Thus when git will run git gc when it feels useful (after a certain amount of push usually)
At work we also have a simple crontab script that run git gc every night (to limit the number of files before running a backup) and git gc --aggressive during week ends to try to gain some size
Nicolas
It's probably trivial to write a command for running a gc on some repo
on the server too -- but it looks to me like a repo on a server is
one of the *last* places you want to be running a gc on...
--
((lambda (x) (x x)) (lambda (x) (x x))) Eli Barzilay:
http://barzilay.org/ Maze is Life!
And git does not replace backups so even if you destroyed a branch, and gc pruned it, you can still extract the object from previous backups...

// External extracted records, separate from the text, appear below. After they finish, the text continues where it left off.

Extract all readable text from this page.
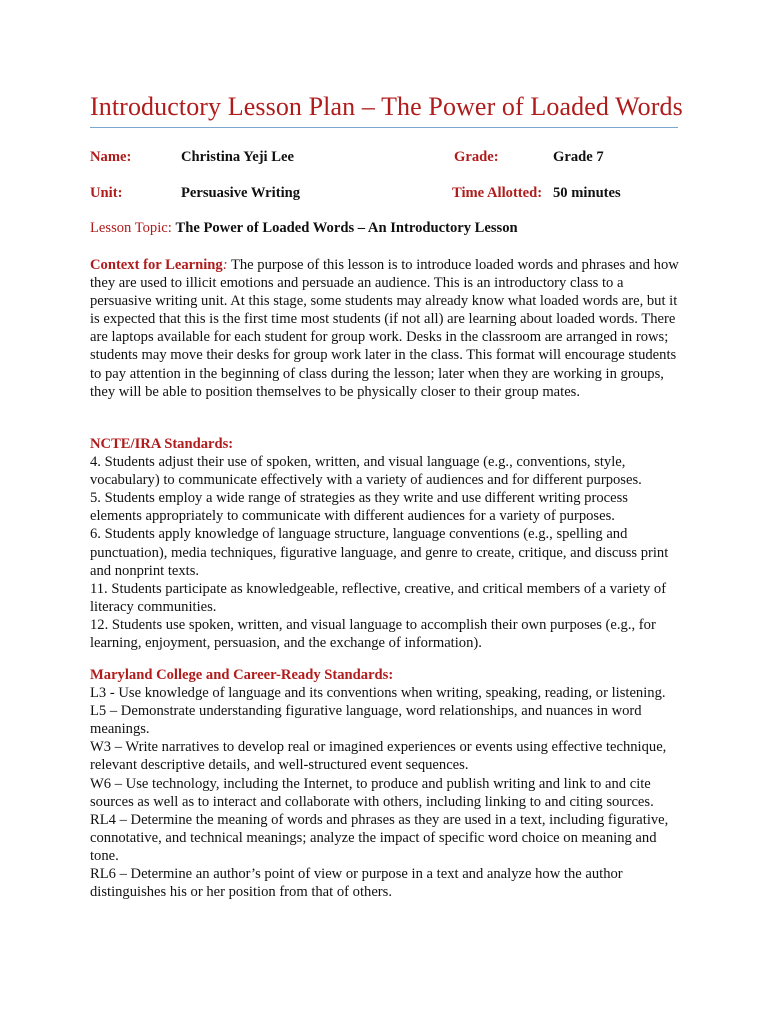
Introductory Lesson Plan – The Power of Loaded Words
Name:	Christina Yeji Lee	Grade:	Grade 7
Unit:	Persuasive Writing	Time Allotted: 50 minutes
Lesson Topic: The Power of Loaded Words – An Introductory Lesson

Context for Learning: The purpose of this lesson is to introduce loaded words and phrases and how they are used to illicit emotions and persuade an audience. This is an introductory class to a persuasive writing unit. At this stage, some students may already know what loaded words are, but it is expected that this is the first time most students (if not all) are learning about loaded words. There are laptops available for each student for group work. Desks in the classroom are arranged in rows; students may move their desks for group work later in the class. This format will encourage students to pay attention in the beginning of class during the lesson; later when they are working in groups, they will be able to position themselves to be physically closer to their group mates.

NCTE/IRA Standards:

4. Students adjust their use of spoken, written, and visual language (e.g., conventions, style, vocabulary) to communicate effectively with a variety of audiences and for different purposes.

5. Students employ a wide range of strategies as they write and use different writing process elements appropriately to communicate with different audiences for a variety of purposes.

6. Students apply knowledge of language structure, language conventions (e.g., spelling and punctuation), media techniques, figurative language, and genre to create, critique, and discuss print and nonprint texts.

11. Students participate as knowledgeable, reflective, creative, and critical members of a variety of literacy communities.

12. Students use spoken, written, and visual language to accomplish their own purposes (e.g., for learning, enjoyment, persuasion, and the exchange of information).

Maryland College and Career-Ready Standards:

L3 - Use knowledge of language and its conventions when writing, speaking, reading, or listening.

L5 – Demonstrate understanding figurative language, word relationships, and nuances in word meanings.

W3 – Write narratives to develop real or imagined experiences or events using effective technique, relevant descriptive details, and well-structured event sequences.

W6 – Use technology, including the Internet, to produce and publish writing and link to and cite sources as well as to interact and collaborate with others, including linking to and citing sources.

RL4 – Determine the meaning of words and phrases as they are used in a text, including figurative, connotative, and technical meanings; analyze the impact of specific word choice on meaning and tone.

RL6 – Determine an author’s point of view or purpose in a text and analyze how the author distinguishes his or her position from that of others.
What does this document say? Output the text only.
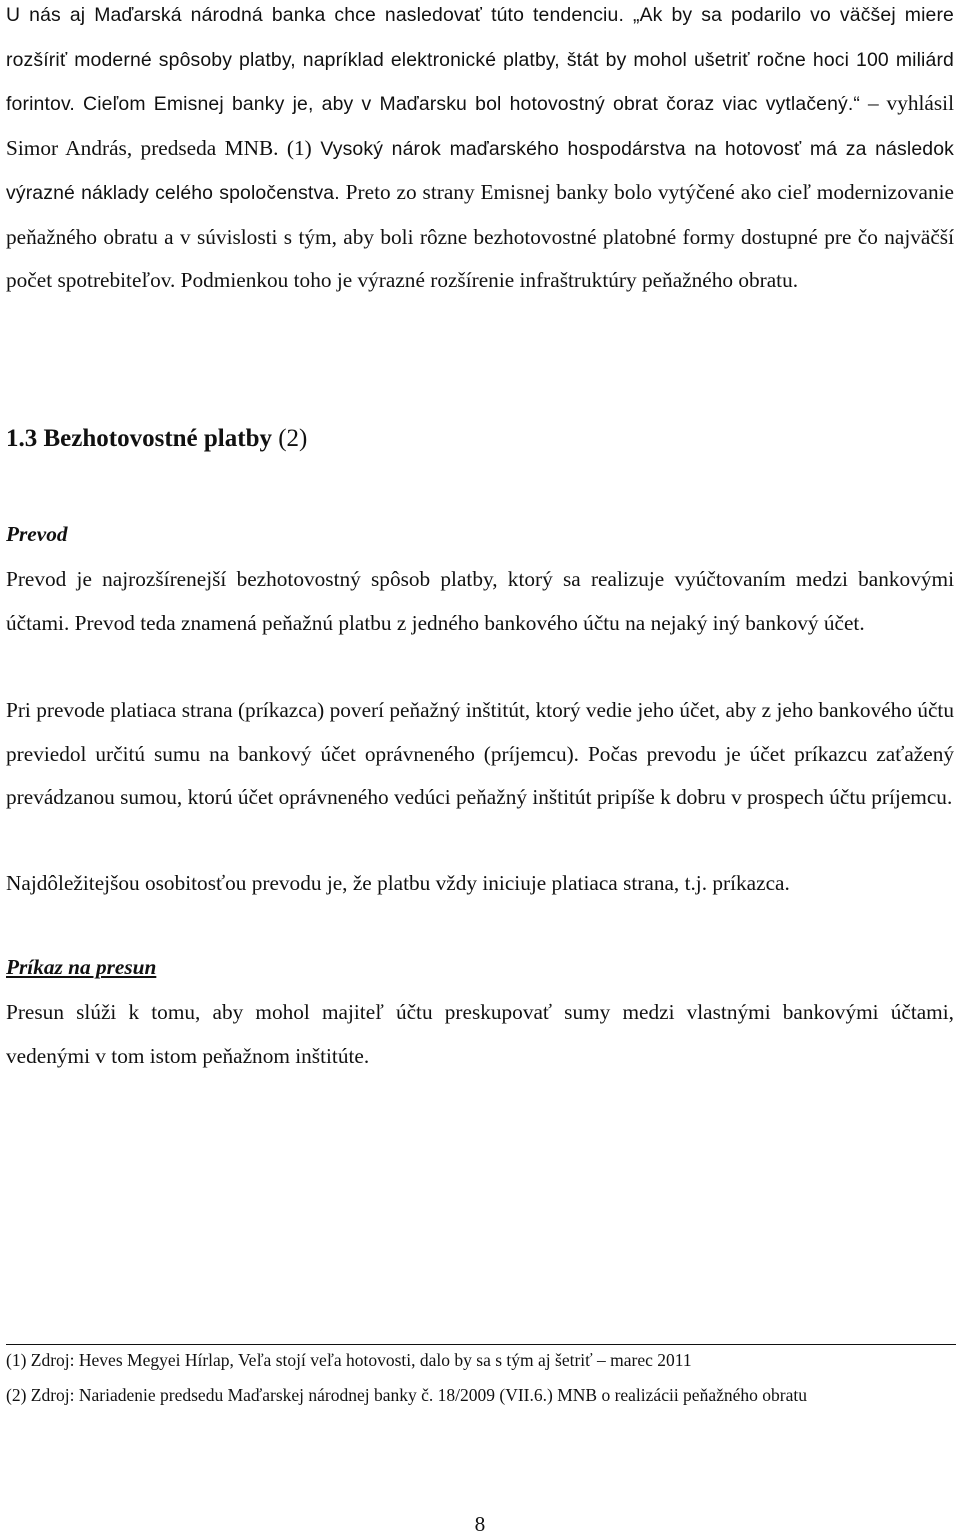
U nás aj Maďarská národná banka chce nasledovať túto tendenciu. „Ak by sa podarilo vo väčšej miere rozšíriť moderné spôsoby platby, napríklad elektronické platby, štát by mohol ušetriť ročne hoci 100 miliárd forintov. Cieľom Emisnej banky je, aby v Maďarsku bol hotovostný obrat čoraz viac vytlačený.“ – vyhlásil Simor András, predseda MNB. (1) Vysoký nárok maďarského hospodárstva na hotovosť má za následok výrazné náklady celého spoločenstva. Preto zo strany Emisnej banky bolo vytýčené ako cieľ modernizovanie peňažného obratu a v súvislosti s tým, aby boli rôzne bezhotovostné platobné formy dostupné pre čo najväčší počet spotrebiteľov. Podmienkou toho je výrazné rozšírenie infraštruktúry peňažného obratu.

1.3 Bezhotovostné platby (2)
Prevod

Prevod je najrozšírenejší bezhotovostný spôsob platby, ktorý sa realizuje vyúčtovaním medzi bankovými účtami. Prevod teda znamená peňažnú platbu z jedného bankového účtu na nejaký iný bankový účet.

Pri prevode platiaca strana (príkazca) poverí peňažný inštitút, ktorý vedie jeho účet, aby z jeho bankového účtu previedol určitú sumu na bankový účet oprávneného (príjemcu). Počas prevodu je účet príkazcu zaťažený prevádzanou sumou, ktorú účet oprávneného vedúci peňažný inštitút pripíše k dobru v prospech účtu príjemcu.

Najdôležitejšou osobitosťou prevodu je, že platbu vždy iniciuje platiaca strana, t.j. príkazca.

Príkaz na presun

Presun slúži k tomu, aby mohol majiteľ účtu preskupovať sumy medzi vlastnými bankovými účtami, vedenými v tom istom peňažnom inštitúte.

(1) Zdroj: Heves Megyei Hírlap, Veľa stojí veľa hotovosti, dalo by sa s tým aj šetriť – marec 2011

(2) Zdroj: Nariadenie predsedu Maďarskej národnej banky č. 18/2009 (VII.6.) MNB o realizácii peňažného obratu

8
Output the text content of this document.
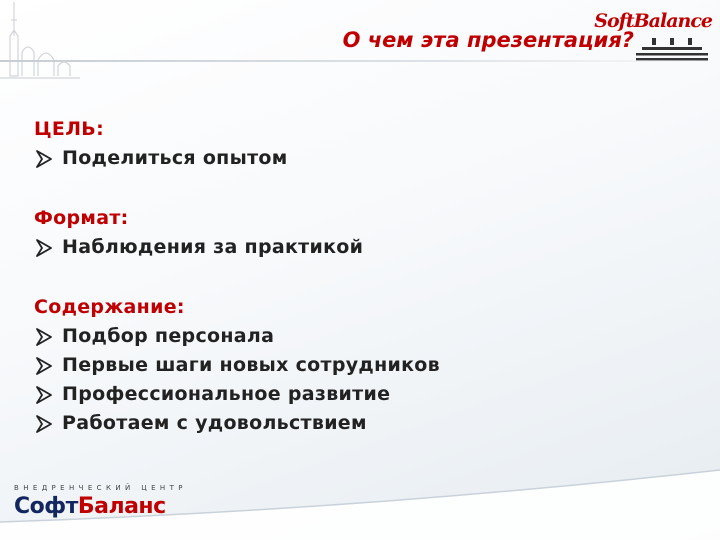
О чем эта презентация?
SoftBalance
ЦЕЛЬ:
Поделиться опытом
Формат:
Наблюдения за практикой
Содержание:
Подбор персонала
Первые шаги новых сотрудников
Профессиональное развитие
Работаем с удовольствием
ВНЕДРЕНЧЕСКИЙ ЦЕНТР
СофтБаланс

You can also configure a longer pruneexpire/reflogexpire period.
And it is a place where you need to run git gc (at least we do). We work with repo such ass gcc which are absolutely huge and takes ages to clone/act upon. Without gcc, we'd just spend half the day waiting to clone/pull/push.
Plus it keeps refs tidy and pack are easier to export for backup purpose:1 file to rsync is much much faster than a few thousands (stat on each file is killing the performances).
Nicolas
This is a little contradictory. You will prune before export to
backup, but rely on the backup for objects that might have been pruned
before the backup...
-milki
Relying more on backups is exactly why it (gcing frequently) is a bad
idea. It's true that you can configure that -- but what's the point
of running it more frequently then? If you want just the repacking
aspect, then ... run just git repack.
> And it is a place where you need to run git gc (at least we do). We
> work with repo such ass gcc which are absolutely huge and takes ages
> to clone/act upon. Without gcc, we'd just spend half the day waiting
> to clone/pull/push.
Again, if you don't need the gc aspect, there's no point in running
it. But even with just repacking, I'd be surprised if the difference
is noticeable after the initial setup -- it's true that a gcc clone
would be huge, but that's existing stuff that gets packed once and
then you pay the extra cost only for new content (until it gets
repacked automatically too).
> Plus it keeps refs tidy and pack are easier to export for backup
> purpose:1 file to rsync is much much faster than a few thousands
> (stat on each file is killing the performances).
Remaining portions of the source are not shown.